I thought for a moment. "So far, we've been swept up in whatever is going on, and we haven't really made any choices. It's like someone is making decisions for us even though we're not on a throughline. Our friends are in danger, so of course we're going to go help them. It's not a real choice."

"And we need to make choices so that we retain our agency, which is our superpower as players, right?" Camden asked.

He was picking up what I was trying to say.

"I think we've been set up so that we have another choice. Instead of running headfirst into whatever it is that has been set up for us, we can go our own way and let this be a rescue instead," I said as I handed my trope to them so they could see it. "I kept wondering why we were being shown these paragons, and I think it's because they were sent here so that we would have another option."

"But wouldn't the rescue make things more difficult?" Anna asked.

"More difficult on paper," Camden said, "but this would be Riley directing the film. We would have a lot more control. As it is, we're basically walking into a trap on purpose, and we only have seven days to accomplish what we're trying to do. Maybe the greater narrative control is worth the greater difficulty."

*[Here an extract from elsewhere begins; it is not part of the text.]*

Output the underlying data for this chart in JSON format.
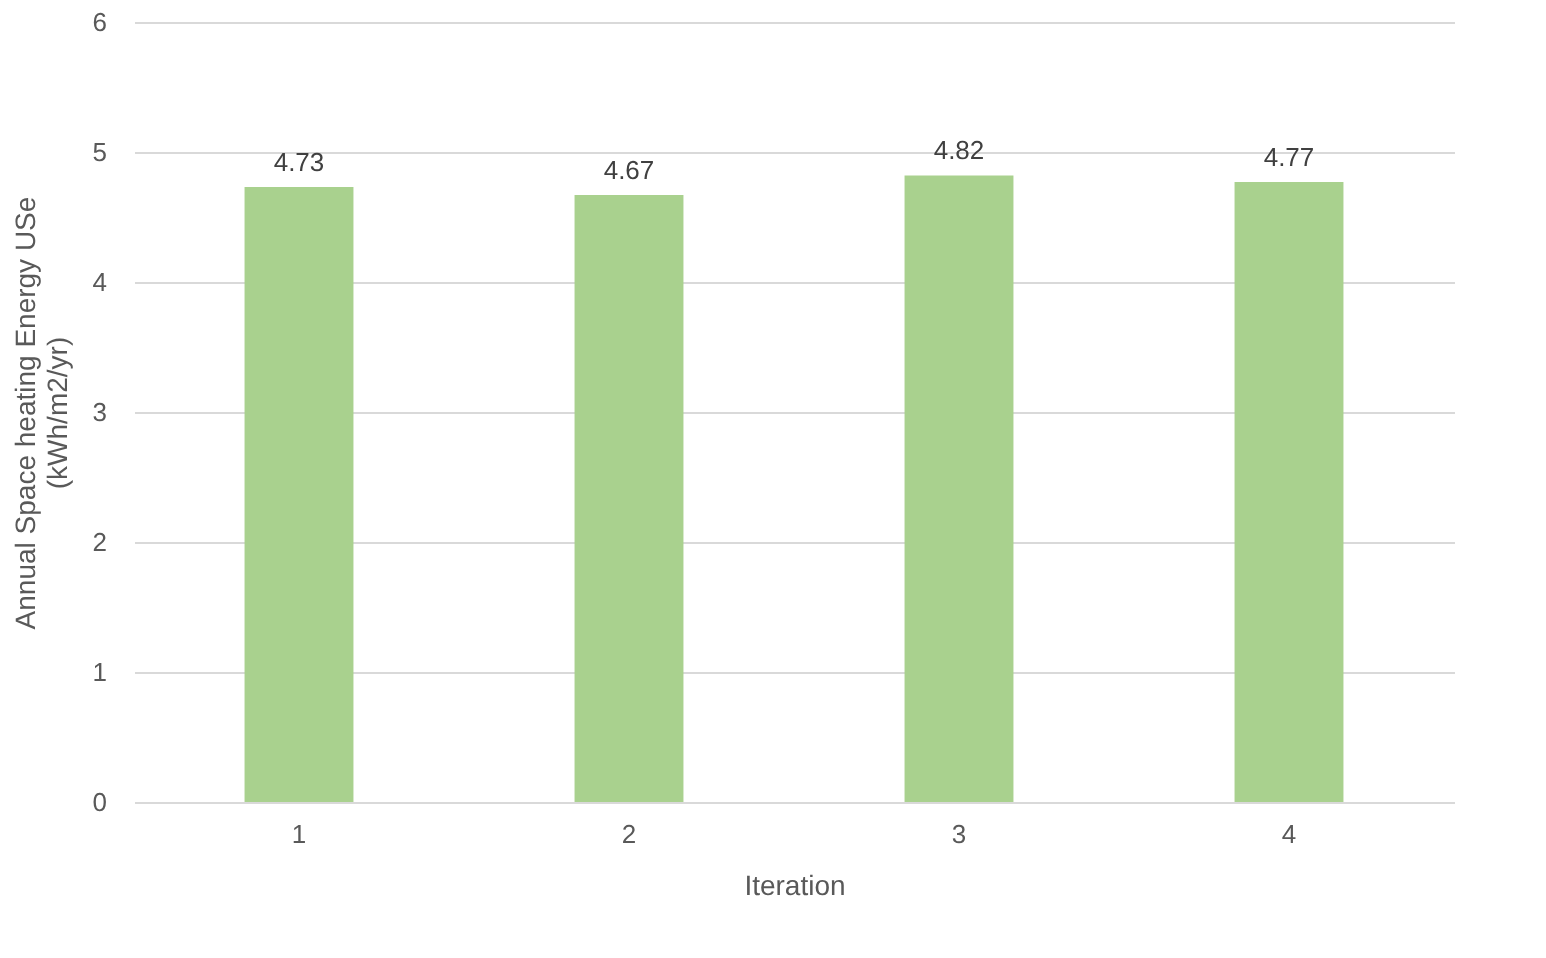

It was debatable. We had seen how a rescue trope could absolutely transform a storyline. Sometimes that transformation could actually make things easier for players, even if the difficulty level technically spiked a bit. For instance, an enemy that relied on their plot set up to be strong might be easier to beat if the plot was changed by a rescue trope. That was an exploit that had gotten people axed when abused.

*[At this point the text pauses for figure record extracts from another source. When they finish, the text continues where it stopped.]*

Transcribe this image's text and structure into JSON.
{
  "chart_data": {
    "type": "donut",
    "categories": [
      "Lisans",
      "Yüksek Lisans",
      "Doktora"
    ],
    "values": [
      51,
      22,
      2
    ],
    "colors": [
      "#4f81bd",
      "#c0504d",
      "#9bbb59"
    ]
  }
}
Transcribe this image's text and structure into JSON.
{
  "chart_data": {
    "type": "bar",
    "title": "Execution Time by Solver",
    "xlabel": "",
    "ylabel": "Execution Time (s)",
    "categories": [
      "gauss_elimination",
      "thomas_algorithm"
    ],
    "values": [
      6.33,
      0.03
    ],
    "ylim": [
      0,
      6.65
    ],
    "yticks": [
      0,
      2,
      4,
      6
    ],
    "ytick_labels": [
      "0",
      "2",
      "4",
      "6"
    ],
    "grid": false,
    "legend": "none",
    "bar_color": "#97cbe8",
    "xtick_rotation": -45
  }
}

If I were able to direct this story, I would have access to a lot of information and control. It wasn't going to be easy, but it would absolutely turn the tables on whoever or whatever was planning our demise.

"So we're going to do a rescue now?" Cassie asked. "To do a rescue, I thought they had to be dead, and they're still alive, right, Anna?"

"They're still alive," Anna said.

"So to do a rescue, we would have to let them die," Camden said, "for the chance that we might have more control over the narrative."

We debated it. We gave it its due consideration, and the paragons watched us.

The rescue was probably workable on some level. We would have to find a way to come up with the players' missing posters. We might even be able to get a paragon to help us with that.

But the point wasn't that we were supposed to do a rescue. I felt confident that the whole point of this exercise was to give us a choice, to give us an alternative.

Because someone had been rushing us into this storyline for reasons we didn't understand. Everything we were doing was a reaction, but now we had an actual decision. We had agency.

"I think someone set this whole thing up just so that when we chose to go save our friends, it wasn't because that was the only option," I said. "I think someone is pulling strings, someone who knows the inner workings of Carousel's magic."

Silas Dyrkon had once manipulated us into starting his Throughline instead of asking us because he wanted us to maintain our innocence, a powerful force in Carousel. Now someone wanted us to maintain our agency, another powerful force in the Carousel's unwritten magic system. It almost felt like a formality, but that was how Carousel often worked. Another formality was that players had to be warned of the danger ahead, but those warnings were often so well-hidden that they might as well not exist. That's how horror movies often worked. They were a narrative checklist that could be completed with even the most perfunctory plot points.

The truth was, as much as I wanted to use my new rescue trope, it was a worse option. We had so much narrative weight behind us that changing course could hurt us.

I looked down at the letter from Ernst Vogler. A rescue might have been safer in some ways. That trope promised a lot of control and insight.

But I had to give them up. We needed to dive headfirst into the darkness and hope that our wits and wills were enough to save us.